Note: when training, the moving_mean and moving_variance need to be updated. By default the update ops are placed in tf.GraphKeys.UPDATE_OPS, so they need to be added as a dependency to the train_op.

需要明確手動添加update_ops作為dependency到update_ops:

update_ops = tf.get_collection(tf.GraphKeys.UPDATE_OPS)
with tf.control_dependencies(update_ops):
  train_op = optimizer.minimize(loss)

此外,輸入的圖片的channel需要為3

  • TensorHook for logging: 在使用 tensorhook 打印訓練日志的時候需要明確指tf.logging的verbosity level: tf.logging.set_verbosity(tf.logging.INFO)
  • estimator自定義model_fn的時候需要根據model_fn的使用狀態返回不同的EstimatorSpec,model_fn的定義需要符合以下格式,具體可以查看官方文檔
def model_fn(features, labels, mode, params):
   # Logic to do the following:
   # 1. Configure the model via TensorFlow operations
   # 2. Define the loss function for training/evaluation
   # 3. Define the training operation/optimizer
   # 4. Generate predictions
   # 5. Return predictions/loss/train_op/eval_metric_ops in EstimatorSpec object
   return EstimatorSpec(mode, predictions, loss, train_op, eval_metric_ops)

model_fn有三種mode:tf.estimator.ModeKeys.TRAINtf.estimator.ModeKeys.EVALtf.estimator.ModeKeys.PREDICT,其中第一個必須要返回的為losstraining_op, 第二個是loss,第三個是prediction

  • tf.metrics.accuracy: 一般情況下EVAL的時候model_fn會返回eval_metric_ops,這個是一個dict,其值為tf.metrics的返回值(以tf.metrics.accuracy()為例,返回值如下):

accuracy: A Tensor representing the accuracy, the value of total divided by count.

update_op: An operation that increments the total and count variables appropriately and whose value matches accuracy.

但是這個函數在estimator模型中使用的時候有點反直覺:

tf.metrics.accuracy is not meant to compute the accuracy of a single batch.

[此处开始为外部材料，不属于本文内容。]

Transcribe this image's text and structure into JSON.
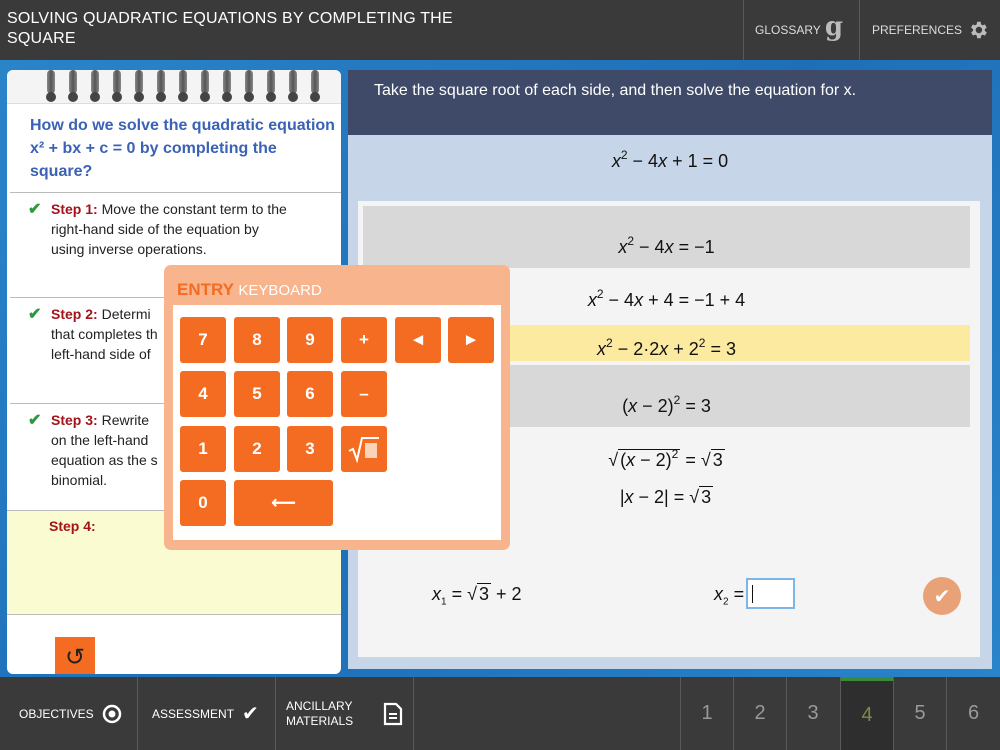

It returns both the accuracy and an update_op, and update_op is intended to be run every batch, which updates the accuracy.

所以在上面代碼中對每個batch算accuracy的時候算的是update_op而非accuracy,更多關於tf.metrics.accuracy()的討論可以看這倆個issue:15115, 9498

Export saved model

Freeze model/export savedmodel for Tensorflow Serving
使用estimator進行訓練的一大好處就是進行分布式部署的擴展很容易,而部署需要的模型結構為(具體看這里):

image3
從訓練的ckpt模型文件freeze從pb(protobuf)模型文件,estimator提供了export_savedmodel來幫助快速進行操作。

def serving_input_receiver_fn():
    """
    Build serving inputs
    """
    inputs = tf.placeholder(dtype=tf.string, name="input_image")
    feature_config = {'image/encoded': tf.FixedLenFeature(shape=[], dtype=tf.string)}
    tf_example = tf.parse_example(inputs, feature_config)
    patch_images = tf.map_fn(_preprocess_image, tf_example["image/encoded"], dtype=tf.float32)
    patch_images = tf.squeeze(patch_images, axis=[0])
    receive_tensors = {'example': inputs}
    features = {"input": patch_images}
    return tf.estimator.export.ServingInputReceiver(features, receive_tensors)


def save_serving_model():
    session_config = tf.ConfigProto(gpu_options=tf.GPUOptions(allow_growth=True))
    config = tf.estimator.RunConfig(model_dir=MODEL_WEIGHTS_PATH, session_config=session_config)  # session_config is used for configuration of session
    model = get_estimator_model(config=config)
    model.export_savedmodel(export_dir_base=SERVING_MODEL_SAVE_PATH, serving_input_receiver_fn=serving_input_receiver_fn)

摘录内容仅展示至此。